Dennoch ist es gut zu sagen, daß diese Auseinandersetzung noch alles andere als transparent ist. Die Logik des kleinsten gemeinsamen Nenners, das versammlungsmäßige Führen der Debatte und die Strukturierung “in Netzwerken” tun in Wahrheit nichts anderes als denjenigen zu begünstigen, der bereits mehr organisatorisches Gewicht hat oder eben jene Einzelpersonen, die dieser Art von Aktivität ein beachtliches Maß an Zeit widmen können.

Die Sozialforen sammeln so - insbesondere auf nationaler Ebene und in den großen Städten - nichts anderes als eine minimale Fraktion jener Hunderttausenden von Jugendlichen und Werktätigen, die man in Genua gesehen hat und die in den letzten Monaten jedenfalls mit Interesse auf die Bewegung geschaut und an ihren Masseninitiativen teilgenommen haben. Während es wahr ist, daß die Sozialforen in vielen abgelegenen Gegenden lebendigere Realitäten bilden, die die von der organisatorischen und politischen Krise der historischen Organisationen der Linken hinterlassene Leere neu füllen und es allerdings auch wahr ist, daß der Kurs auf nationaler Ebene auf der Grundlage der Logik von Zwischengruppen vorgegeben wird, die wir beschrieben haben.
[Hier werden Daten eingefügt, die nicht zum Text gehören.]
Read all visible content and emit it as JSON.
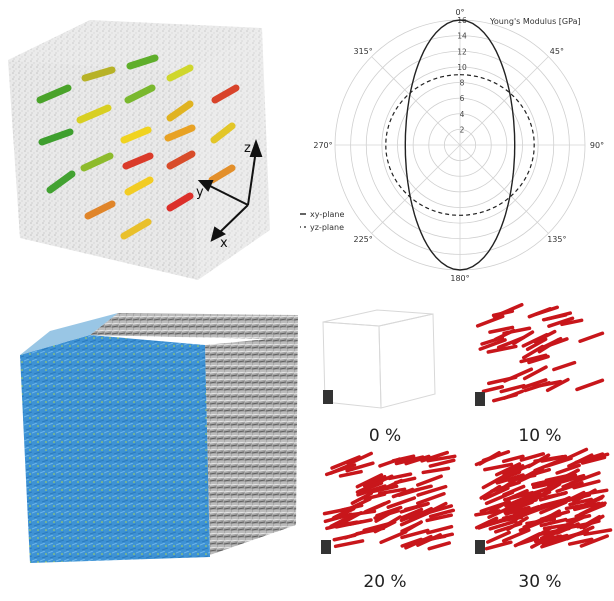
{
  "polar": {
    "title": "Young's Modulus  [GPa]",
    "angles": [
      "0°",
      "45°",
      "90°",
      "135°",
      "180°",
      "225°",
      "270°",
      "315°"
    ],
    "radial_ticks": [
      "2",
      "4",
      "6",
      "8",
      "10",
      "12",
      "14",
      "16"
    ],
    "legend": [
      {
        "label": "xy-plane",
        "style": "solid"
      },
      {
        "label": "yz-plane",
        "style": "dashed"
      }
    ]
  },
  "axes3d": {
    "z": "z",
    "y": "y",
    "x": "x"
  },
  "volume_fractions": [
    "0 %",
    "10 %",
    "20 %",
    "30 %"
  ],
  "colors": {
    "fiber_red": "#c8161b",
    "fluid_blue": "#3a8fd0",
    "fiber_gray": "#9a9a9a"
  }
}
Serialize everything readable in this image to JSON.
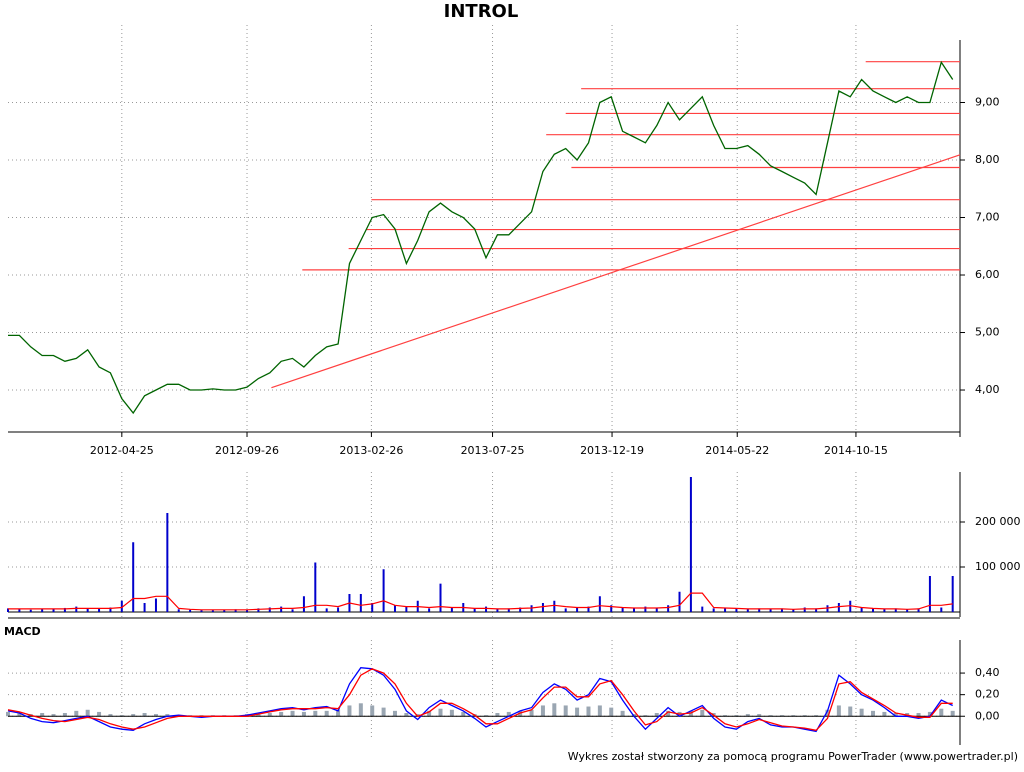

Also alles negativ ?  Durchaus nicht. Es geht hier nicht darum sich beiseite zu stellen und sich darauf zu beschränken das zu kritisieren, was in den Sozialforen geschieht. Heute wäre es ohne weiteres notwendig einen Bereich zu schaffen, in dem sich die verschiedenen Streitfragen vereinigen, die sich in der Gesellschaft entwickeln - insbesondere in einem Kontext, in dem die Gewerkschaftsspitzen und allgemein die Führungen der Linken alles, was möglich ist, dafür tun, um die verschiedenen Kämpfe getrennt zu halten, um zu verhindern, daß sie in einer wirklichen und wahrhaftigen sozialen Explosion zusammenfließen. Koordinationen oder Foren von gewerkschaftlichen, lokalen, Schüler- und Studentenorganisationen etc. könnten sicherlich eine positive Rolle bei der Vereinigung der Kämpfe und der Erhöhung des Niveaus spielen. Allerdings unter der Bedingung, daß ein anderer Weg als der bislang vorgeschlagene verfolgt wird und daß insbesondere für die Anwendung von Kriterien gekämpft wird, die:

NEIN zu einer vorgetäuschten Einstimmigkeit sagen und für eine klare Dialektik zwischen den verschiedenen existierenden Positionen eintreten.
Nicht darauf abzielen Organisationskürzel zu vereinigen, sondern echte Formen der Vertretung derjenigen Schichten zu entwickeln, an die wir uns wenden wollen: Koordinationen, die (wirklich und nicht nur formal) Sektoren von Werktätigen, Schülern und Studenten, Arbeitslosen etc. repräsentieren, indem sie jedem ein proportionales Gewicht entsprechend seiner realen Repräsentativität geben.
Das rein symbolische Terrain des “Ungehorsams” genauso ablehnen wie das Sich-Zurückziehen auf eine Logik von Seminaren und Mikrofragen und “realistische” Ziele, um sich <stattdessen /d.Ü.> systematisch auf die Arbeitsstätten zu orientieren und eine Rund-um-Arbeit zu entwickeln, um die Idee des Generalstreiks und der Vereinigung der Kämpfe, die bereits im Gange sind, in einer einzigen Bewegung gegen die Regierung, die padroni und den Krieg voranzubringen.